When the Pontifical Council for Promoting Christian Unity in 1993 issued the Directory for the Application of Principles and Norms of Ecumenism, it explicitly encouraged participation in the Week of Prayer for Christian Unity.
Over time, the Week of Prayer engaged many other churches in countries around the globe. Today, it belongs to all Christians who are sincerely interested in the fulfillment of Christ's prayer "that all may be one" (John 17.21).
Each year, Christians in a different country are invited to choose a scriptural text and theme for the Week of Prayer. The Commission on Faith and Order of the World Council of Churches (WCC) and the Pontifical Council for Christian Unity develop some materials around this theme.
National and regional councils of churches adapt and add to these resources as appropriate to their local context.
Canadian resources are produced by an ecumenical writing team coordinated by the Canadian Council of Churches Commission on Faith and Witness.

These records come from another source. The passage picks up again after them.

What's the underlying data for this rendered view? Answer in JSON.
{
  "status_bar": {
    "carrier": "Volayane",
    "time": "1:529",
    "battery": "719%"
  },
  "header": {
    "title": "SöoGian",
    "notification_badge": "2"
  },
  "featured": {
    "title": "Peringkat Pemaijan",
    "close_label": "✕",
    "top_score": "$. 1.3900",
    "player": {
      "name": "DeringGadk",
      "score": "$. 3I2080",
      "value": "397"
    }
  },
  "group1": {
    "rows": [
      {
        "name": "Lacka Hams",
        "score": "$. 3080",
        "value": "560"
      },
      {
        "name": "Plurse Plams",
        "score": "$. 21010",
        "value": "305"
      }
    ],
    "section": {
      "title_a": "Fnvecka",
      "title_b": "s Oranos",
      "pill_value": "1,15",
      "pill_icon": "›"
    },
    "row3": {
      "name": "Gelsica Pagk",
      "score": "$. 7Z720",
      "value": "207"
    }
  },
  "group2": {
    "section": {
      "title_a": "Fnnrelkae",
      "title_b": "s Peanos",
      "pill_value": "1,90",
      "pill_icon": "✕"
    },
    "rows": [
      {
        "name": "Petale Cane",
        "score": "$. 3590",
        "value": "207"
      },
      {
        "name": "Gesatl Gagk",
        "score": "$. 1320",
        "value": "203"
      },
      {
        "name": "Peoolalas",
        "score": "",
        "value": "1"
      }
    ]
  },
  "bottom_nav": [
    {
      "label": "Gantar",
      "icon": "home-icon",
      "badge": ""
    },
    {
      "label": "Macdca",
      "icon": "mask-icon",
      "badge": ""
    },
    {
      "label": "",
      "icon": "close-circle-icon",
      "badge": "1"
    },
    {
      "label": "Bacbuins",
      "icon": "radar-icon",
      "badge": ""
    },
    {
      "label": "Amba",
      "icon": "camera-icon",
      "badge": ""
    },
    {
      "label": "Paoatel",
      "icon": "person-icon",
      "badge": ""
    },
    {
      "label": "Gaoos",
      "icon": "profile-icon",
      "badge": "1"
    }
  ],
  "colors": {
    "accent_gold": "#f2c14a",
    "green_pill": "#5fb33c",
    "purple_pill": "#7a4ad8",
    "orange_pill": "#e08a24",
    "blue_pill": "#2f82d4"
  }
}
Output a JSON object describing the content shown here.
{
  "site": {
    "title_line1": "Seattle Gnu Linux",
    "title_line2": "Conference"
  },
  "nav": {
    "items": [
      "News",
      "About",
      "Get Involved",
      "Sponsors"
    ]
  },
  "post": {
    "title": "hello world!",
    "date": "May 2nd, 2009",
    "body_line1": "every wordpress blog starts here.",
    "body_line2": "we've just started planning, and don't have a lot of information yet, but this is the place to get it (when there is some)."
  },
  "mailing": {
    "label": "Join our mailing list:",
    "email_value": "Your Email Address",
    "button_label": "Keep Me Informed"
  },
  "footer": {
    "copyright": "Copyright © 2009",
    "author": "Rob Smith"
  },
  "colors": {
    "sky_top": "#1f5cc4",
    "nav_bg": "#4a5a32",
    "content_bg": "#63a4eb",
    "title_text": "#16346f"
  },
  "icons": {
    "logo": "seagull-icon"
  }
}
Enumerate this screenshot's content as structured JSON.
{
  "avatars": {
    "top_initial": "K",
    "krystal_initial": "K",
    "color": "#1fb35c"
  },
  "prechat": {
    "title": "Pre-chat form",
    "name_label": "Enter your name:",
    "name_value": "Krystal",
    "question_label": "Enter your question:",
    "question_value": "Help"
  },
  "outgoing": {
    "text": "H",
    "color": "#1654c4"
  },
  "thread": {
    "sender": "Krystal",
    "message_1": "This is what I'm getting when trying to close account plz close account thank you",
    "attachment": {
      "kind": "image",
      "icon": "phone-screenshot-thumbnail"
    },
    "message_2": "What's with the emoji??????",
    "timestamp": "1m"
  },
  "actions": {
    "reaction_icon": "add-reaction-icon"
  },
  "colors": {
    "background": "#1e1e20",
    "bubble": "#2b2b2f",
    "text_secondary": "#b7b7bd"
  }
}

The theme for the Week of Prayer for 2013 is the simple question from Micah 6.6-8: "What is required of us?"
The WCC invited the Student Christian Movement of India to prepare the resources for the Week of Prayer.
The context of India for the theme is an apt one in that the quest for Christian unity cannot be disassociated from issues of social injustice.
The Dalits of India are the people most affected by the caste system, a rigid form of social stratification. The effects of this treatment on the Dalits has been social marginalization, political under-representation, economic exploitation and cultural subjugation.
The situation facing the people of God in Micah is similar to that of the Dalit community in India.
Micah reminds us that true faith in God is inseparable from the desire for personal holiness and social justice.
(Fr. Thomas Ryan directs the Paulist North American Office for Ecumenical and Interfaith Relations in Washington, D.C. He is former head of the Canadian Centre for Ecumenism in Montreal.)